Tie-in novels, while popular with readers and profitable for publishers, generally do not attract serious criticism and scholarship. Indeed, they are often dismissed as literature.

During his career, Johnston's novels were infrequently reviewed. For example, Johnston wrote the novelization of a 1978 made-for-TV movie about Martin Luther King Jr., and it received a brief review in Library Journal. The review was generally negative.

Johnston's novels have attracted attention from blog writers who deal with popular culture. For example Morgan wrote about Johnston's Nanny and the Professor, but he felt that Johnston's books had little to do with the spirit and content of the original television series, whereas Caputo felt that Johnston's Fantastic Four novel was consistent with the style in the Marvel comic books.

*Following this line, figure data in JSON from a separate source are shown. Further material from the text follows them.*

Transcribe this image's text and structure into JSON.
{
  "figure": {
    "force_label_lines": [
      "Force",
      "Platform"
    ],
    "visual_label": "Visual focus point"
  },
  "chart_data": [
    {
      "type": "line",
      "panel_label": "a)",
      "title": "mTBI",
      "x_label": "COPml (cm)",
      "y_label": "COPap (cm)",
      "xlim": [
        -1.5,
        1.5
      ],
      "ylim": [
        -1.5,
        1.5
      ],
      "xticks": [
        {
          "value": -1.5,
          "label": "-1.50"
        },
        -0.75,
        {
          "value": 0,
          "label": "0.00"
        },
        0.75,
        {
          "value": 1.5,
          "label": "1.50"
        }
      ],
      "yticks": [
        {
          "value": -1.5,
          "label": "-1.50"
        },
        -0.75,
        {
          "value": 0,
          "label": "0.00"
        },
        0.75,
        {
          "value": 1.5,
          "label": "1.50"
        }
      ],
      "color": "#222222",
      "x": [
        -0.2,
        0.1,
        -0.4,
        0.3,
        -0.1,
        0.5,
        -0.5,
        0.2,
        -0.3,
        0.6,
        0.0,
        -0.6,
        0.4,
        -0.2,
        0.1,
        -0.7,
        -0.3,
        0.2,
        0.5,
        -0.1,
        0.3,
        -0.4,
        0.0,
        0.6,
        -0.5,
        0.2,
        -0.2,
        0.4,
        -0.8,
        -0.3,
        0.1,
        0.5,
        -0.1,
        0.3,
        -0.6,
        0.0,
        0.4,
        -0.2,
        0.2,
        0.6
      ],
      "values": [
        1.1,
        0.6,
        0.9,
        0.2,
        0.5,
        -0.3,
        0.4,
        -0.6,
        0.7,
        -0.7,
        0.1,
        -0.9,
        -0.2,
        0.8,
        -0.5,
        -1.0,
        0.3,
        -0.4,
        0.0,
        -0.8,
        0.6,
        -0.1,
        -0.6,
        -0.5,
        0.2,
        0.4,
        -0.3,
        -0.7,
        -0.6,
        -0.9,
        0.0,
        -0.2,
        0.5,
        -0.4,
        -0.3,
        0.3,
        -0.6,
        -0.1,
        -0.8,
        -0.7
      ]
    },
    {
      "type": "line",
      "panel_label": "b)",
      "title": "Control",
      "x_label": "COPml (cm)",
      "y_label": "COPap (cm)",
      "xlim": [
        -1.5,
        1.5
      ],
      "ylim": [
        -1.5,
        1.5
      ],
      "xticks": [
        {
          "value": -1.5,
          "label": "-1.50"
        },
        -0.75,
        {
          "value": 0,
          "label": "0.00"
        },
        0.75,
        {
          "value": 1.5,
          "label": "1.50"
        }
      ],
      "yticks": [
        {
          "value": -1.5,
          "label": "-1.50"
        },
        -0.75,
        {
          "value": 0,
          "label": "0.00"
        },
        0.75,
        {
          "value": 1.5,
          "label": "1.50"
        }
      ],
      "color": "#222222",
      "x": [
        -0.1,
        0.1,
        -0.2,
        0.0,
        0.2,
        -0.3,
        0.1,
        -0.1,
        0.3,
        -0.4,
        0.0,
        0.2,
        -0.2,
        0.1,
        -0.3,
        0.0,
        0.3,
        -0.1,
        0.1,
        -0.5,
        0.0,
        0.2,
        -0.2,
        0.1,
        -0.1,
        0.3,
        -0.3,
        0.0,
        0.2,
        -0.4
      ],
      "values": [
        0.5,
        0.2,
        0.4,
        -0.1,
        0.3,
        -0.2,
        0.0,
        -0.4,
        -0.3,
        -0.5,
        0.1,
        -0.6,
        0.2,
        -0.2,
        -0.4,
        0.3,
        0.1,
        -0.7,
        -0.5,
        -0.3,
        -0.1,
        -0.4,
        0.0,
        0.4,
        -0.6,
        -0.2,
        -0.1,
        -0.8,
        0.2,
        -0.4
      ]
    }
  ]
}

Johnston's peers have praised Johnston's work as a tie-in novelist, but they seem equally impressed by the sheer number of tie-in novels he produced.

==Retirement and death==

Johnston retired from writing and, while living in Long Island, went to a school for bartending. Unsuccessful in finding a job in this field due to his age, Johnston opened his own bar, The Blind Pig, in Massapequa, and he ran it successfully.

After running The Blind Pig, Johnston retired a second time, and moved to San Jose, California. It was during his residence in San Jose that he received the Grand Master Scribe Award -- Faust Award—from the International Association of Media Tie-in Writers.

Johnston died in San Jose on October 15, 2010.

==Awards==

Best First Novel—Edgar Award (1960) -- Mystery Writers of America (awarded for The Marriage Cage (Lyle Stuart, reissued in paperback by Dell)).

Grand Master Scribe Award -- Faust Award (2010) -- International Association of Media Tie-in Writers.